Coastal sea surface temperature variability from Landsat infrared data

Abstract A time series of 23 Landsat Thematic Mapper (TM) band 6 thermal infrared images over the period 1986–1996 is used to quantify variability of sea surface temperature (SST) along the central coast of Maine, a morphologically complex region of bays, estuaries, and islands. An iterative regression scheme using coregistered, temporally coincident, daily composites of Advanced Very High Resolution Radiometer (AVHRR) Pathfinder SST data is used to scale the TM digital numbers in each scene to SST, approximating an atmospheric correction. This approach provides temporally concurrent match-ups, even for Landsat scenes more than 10 years old and over 1000 data points to most regressions.
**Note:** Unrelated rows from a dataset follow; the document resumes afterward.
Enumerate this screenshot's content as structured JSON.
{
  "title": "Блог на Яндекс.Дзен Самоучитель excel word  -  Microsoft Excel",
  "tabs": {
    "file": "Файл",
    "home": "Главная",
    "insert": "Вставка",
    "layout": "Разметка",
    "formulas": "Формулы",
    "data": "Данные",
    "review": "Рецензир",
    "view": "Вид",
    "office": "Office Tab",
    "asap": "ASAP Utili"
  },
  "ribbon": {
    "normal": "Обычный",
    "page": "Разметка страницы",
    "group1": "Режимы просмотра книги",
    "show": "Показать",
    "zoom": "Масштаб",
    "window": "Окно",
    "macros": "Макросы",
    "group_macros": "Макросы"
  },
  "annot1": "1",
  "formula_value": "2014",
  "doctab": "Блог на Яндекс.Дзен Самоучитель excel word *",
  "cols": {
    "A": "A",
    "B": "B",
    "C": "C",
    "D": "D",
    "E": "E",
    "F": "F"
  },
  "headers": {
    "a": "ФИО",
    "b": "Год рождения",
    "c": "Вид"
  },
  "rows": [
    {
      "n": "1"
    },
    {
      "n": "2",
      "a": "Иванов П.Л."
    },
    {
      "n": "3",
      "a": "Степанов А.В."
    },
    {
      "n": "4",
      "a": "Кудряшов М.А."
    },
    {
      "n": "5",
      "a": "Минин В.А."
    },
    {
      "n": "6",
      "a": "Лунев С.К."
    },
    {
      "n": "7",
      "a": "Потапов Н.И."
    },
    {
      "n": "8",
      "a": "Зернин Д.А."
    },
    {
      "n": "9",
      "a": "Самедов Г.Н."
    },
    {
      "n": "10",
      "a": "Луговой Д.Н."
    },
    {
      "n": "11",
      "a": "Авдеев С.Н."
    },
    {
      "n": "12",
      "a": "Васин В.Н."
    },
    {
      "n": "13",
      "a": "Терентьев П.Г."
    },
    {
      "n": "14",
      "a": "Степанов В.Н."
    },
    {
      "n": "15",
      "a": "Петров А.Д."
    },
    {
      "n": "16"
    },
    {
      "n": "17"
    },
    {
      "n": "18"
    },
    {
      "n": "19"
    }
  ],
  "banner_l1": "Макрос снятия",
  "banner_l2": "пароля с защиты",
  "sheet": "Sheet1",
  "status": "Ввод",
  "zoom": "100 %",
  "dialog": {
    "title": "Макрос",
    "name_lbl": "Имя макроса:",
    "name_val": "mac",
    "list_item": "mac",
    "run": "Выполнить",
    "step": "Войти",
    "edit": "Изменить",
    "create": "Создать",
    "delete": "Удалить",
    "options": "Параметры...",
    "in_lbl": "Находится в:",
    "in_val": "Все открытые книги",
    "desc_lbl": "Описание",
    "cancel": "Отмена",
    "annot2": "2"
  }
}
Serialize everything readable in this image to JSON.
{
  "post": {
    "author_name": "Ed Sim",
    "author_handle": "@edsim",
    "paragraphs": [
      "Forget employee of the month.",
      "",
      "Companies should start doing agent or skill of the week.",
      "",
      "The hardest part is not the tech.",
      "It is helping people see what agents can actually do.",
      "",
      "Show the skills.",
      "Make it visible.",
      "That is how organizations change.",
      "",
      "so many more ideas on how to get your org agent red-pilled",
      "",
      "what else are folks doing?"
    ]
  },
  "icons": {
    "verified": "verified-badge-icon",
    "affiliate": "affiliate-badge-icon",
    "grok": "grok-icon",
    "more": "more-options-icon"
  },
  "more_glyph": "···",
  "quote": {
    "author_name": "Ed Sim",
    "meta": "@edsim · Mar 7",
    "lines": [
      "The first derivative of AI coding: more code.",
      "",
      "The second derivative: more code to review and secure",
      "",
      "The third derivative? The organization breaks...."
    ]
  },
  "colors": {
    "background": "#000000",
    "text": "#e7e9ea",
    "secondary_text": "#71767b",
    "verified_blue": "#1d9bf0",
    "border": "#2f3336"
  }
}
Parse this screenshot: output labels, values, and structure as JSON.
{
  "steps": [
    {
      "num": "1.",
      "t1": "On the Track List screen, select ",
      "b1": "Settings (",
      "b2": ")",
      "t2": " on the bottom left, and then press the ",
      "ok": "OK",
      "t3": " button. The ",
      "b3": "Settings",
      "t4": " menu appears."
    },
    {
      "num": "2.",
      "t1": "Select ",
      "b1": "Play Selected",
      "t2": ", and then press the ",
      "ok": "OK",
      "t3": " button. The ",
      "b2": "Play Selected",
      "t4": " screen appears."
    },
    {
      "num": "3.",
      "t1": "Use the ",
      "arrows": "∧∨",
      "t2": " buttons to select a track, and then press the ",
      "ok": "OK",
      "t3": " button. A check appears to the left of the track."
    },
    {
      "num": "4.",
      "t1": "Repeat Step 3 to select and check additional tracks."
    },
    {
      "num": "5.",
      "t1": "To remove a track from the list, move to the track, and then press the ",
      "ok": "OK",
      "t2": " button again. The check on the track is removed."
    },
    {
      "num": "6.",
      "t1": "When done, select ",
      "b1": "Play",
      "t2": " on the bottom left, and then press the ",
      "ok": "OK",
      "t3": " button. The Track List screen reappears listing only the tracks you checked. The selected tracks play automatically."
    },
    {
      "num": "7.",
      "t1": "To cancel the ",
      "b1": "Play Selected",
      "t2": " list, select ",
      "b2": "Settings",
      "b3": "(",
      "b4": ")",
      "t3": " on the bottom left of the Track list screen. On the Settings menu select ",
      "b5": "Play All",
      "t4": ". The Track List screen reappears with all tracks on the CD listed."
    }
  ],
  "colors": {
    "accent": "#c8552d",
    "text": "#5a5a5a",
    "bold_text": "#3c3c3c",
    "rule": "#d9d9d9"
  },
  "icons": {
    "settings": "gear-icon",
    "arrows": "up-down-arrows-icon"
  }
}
Analysis of the TM scenes by year–day delivers temporal resolution sufficient for insight into overall seasonal pattern and allows identification of recurring seasonal features within the study area. The dominant seasonal patterns is a cross-shelf SST gradient of coldest water nearshore in winter which reverses sign in summer and disappears in spring and fall. Differences in summer SST are evident between four adjacent bays, attributable to differences in residual circulation, freshwater input, and flushing. Recurrent frontal zones evident in summer are identified and compare well to available but noncoincident in situ hydrographic data.